Fitness for service assessment of degraded CANDU feeder piping—Canadian regulatory expectations

Abstract

Allowance for the continued operation of feeder piping at some Canadian CANDU stations, which is experiencing active degradation mechanisms, has been based primarily on augmented inspection practices and conservative fitness for service assessments. The major degradation mechanisms identified to date are: pipe wall thinning due to Flow Accelerated Corrosion (FAC) and service induced cracking due to Intergranular Cracking due to Stress Corrosion Cracking (SCC) and potentially Low Temperature Creep Cracking (LTCC) mechanisms. Given that currently available industry codes and standards do not provide sufficient guidelines/criteria for assessing the degradation of feeder pipes, the Canadian Nuclear Safety Commission (CNSC) has asked the utilities to establish feeder pipe specific procedures to provide reasonable assurance that the risk associated with the feeder degradation is maintained at an acceptably low level. In response to this requirement, the Canadian CANDU industry has developed and continued to update feeder fitness for service guidelines to provide evaluation procedures and industry standard acceptance criteria for assessing the structural integrity of the feeder pipes. The scope and frequency of inspections are determined based on the results of the fitness for service assessments taking into account the relative susceptibility of feeder pipes to each specific degradation mechanism. While industry practices for the management of degraded feeder pipes have, in general, been complied with the regulatory expectations, outstanding issues still remain.
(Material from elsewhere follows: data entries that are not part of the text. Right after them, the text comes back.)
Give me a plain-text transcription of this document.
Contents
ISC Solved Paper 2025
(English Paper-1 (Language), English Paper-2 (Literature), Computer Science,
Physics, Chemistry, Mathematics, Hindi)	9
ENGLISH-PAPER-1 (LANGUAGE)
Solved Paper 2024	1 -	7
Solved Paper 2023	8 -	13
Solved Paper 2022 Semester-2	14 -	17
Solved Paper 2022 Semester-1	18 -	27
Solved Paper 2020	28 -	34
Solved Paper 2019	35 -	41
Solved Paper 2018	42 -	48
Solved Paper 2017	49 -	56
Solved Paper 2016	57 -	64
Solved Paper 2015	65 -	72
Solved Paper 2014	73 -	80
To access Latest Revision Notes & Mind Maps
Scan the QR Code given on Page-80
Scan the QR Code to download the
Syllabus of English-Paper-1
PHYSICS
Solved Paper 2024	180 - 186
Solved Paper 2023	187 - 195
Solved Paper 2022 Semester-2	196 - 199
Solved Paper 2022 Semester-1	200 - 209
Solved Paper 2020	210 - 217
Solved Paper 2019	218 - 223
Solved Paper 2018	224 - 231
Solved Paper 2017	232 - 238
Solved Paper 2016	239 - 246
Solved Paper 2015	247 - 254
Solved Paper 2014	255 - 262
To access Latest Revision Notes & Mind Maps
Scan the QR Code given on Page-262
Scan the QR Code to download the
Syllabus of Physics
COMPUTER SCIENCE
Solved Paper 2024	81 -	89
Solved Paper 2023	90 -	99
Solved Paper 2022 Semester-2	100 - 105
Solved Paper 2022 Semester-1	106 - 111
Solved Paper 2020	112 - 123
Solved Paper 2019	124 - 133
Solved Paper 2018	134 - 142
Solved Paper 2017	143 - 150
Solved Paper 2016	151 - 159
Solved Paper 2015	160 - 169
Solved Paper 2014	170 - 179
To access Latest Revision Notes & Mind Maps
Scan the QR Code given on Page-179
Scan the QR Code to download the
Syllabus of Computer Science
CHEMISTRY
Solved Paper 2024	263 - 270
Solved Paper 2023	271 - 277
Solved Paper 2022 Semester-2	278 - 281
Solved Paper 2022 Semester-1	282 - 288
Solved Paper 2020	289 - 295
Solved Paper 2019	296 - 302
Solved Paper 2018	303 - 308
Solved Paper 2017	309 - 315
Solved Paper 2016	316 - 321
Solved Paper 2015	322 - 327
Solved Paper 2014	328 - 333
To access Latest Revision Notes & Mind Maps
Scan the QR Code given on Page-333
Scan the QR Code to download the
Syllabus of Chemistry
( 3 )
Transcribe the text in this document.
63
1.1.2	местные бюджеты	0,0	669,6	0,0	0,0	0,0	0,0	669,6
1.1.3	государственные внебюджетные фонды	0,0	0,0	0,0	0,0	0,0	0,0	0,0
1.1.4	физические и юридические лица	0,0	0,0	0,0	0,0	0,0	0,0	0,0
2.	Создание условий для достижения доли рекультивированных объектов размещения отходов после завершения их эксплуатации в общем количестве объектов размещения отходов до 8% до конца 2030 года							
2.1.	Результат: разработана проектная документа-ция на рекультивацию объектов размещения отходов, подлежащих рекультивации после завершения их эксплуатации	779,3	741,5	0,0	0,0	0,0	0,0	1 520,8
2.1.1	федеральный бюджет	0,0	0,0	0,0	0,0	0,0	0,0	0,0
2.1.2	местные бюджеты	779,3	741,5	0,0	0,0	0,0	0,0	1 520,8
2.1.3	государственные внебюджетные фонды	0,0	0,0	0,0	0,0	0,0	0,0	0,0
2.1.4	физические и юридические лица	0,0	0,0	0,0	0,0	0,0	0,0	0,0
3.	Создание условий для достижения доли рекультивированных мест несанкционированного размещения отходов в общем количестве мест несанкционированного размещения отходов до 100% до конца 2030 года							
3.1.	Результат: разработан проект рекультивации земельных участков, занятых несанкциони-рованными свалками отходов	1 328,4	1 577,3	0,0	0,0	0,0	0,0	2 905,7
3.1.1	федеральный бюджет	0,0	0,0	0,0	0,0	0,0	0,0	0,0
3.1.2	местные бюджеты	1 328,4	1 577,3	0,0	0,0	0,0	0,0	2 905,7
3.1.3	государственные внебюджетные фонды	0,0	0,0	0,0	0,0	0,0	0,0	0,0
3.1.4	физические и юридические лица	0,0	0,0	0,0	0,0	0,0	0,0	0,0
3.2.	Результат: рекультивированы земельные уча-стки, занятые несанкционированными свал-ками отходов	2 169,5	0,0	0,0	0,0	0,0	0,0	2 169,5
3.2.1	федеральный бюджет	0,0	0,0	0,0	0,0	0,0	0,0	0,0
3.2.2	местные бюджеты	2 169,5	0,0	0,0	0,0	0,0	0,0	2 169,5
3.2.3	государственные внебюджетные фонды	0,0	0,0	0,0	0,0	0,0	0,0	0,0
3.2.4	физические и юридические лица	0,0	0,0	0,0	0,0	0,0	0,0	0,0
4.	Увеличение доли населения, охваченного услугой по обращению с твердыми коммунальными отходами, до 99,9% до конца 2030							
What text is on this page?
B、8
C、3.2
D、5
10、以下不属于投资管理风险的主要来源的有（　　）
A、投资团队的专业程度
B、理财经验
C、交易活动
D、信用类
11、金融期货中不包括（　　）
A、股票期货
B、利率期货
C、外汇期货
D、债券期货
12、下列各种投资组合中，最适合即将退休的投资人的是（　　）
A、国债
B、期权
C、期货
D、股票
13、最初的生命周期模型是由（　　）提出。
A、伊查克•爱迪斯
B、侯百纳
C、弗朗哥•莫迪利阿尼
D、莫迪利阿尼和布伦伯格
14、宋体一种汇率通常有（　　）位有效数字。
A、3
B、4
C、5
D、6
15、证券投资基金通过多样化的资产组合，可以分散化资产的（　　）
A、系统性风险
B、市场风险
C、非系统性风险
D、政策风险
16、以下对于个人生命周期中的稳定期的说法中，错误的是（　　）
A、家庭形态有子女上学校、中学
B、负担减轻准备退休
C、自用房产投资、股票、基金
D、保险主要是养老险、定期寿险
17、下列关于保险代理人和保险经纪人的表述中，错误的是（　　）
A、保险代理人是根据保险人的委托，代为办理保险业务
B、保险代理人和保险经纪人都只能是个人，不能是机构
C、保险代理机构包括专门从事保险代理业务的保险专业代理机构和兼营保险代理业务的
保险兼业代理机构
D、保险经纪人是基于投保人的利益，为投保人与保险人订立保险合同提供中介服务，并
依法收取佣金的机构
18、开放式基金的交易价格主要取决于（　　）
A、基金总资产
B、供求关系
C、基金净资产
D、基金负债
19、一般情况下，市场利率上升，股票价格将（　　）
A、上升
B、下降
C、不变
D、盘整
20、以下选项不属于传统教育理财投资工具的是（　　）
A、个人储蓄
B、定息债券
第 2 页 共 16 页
Major regulatory concerns include uncertainties associated with limitations in both the inspection techniques and the mechanistic understanding of the degradation processes, which can impede inspection planning and fitness for service assessments.This paper presents the regulator's view of the current situation with respect to degradation of feeder piping, its implications for nuclear safety and the regulatory expectations on industry's management of the critical ageing phenomena.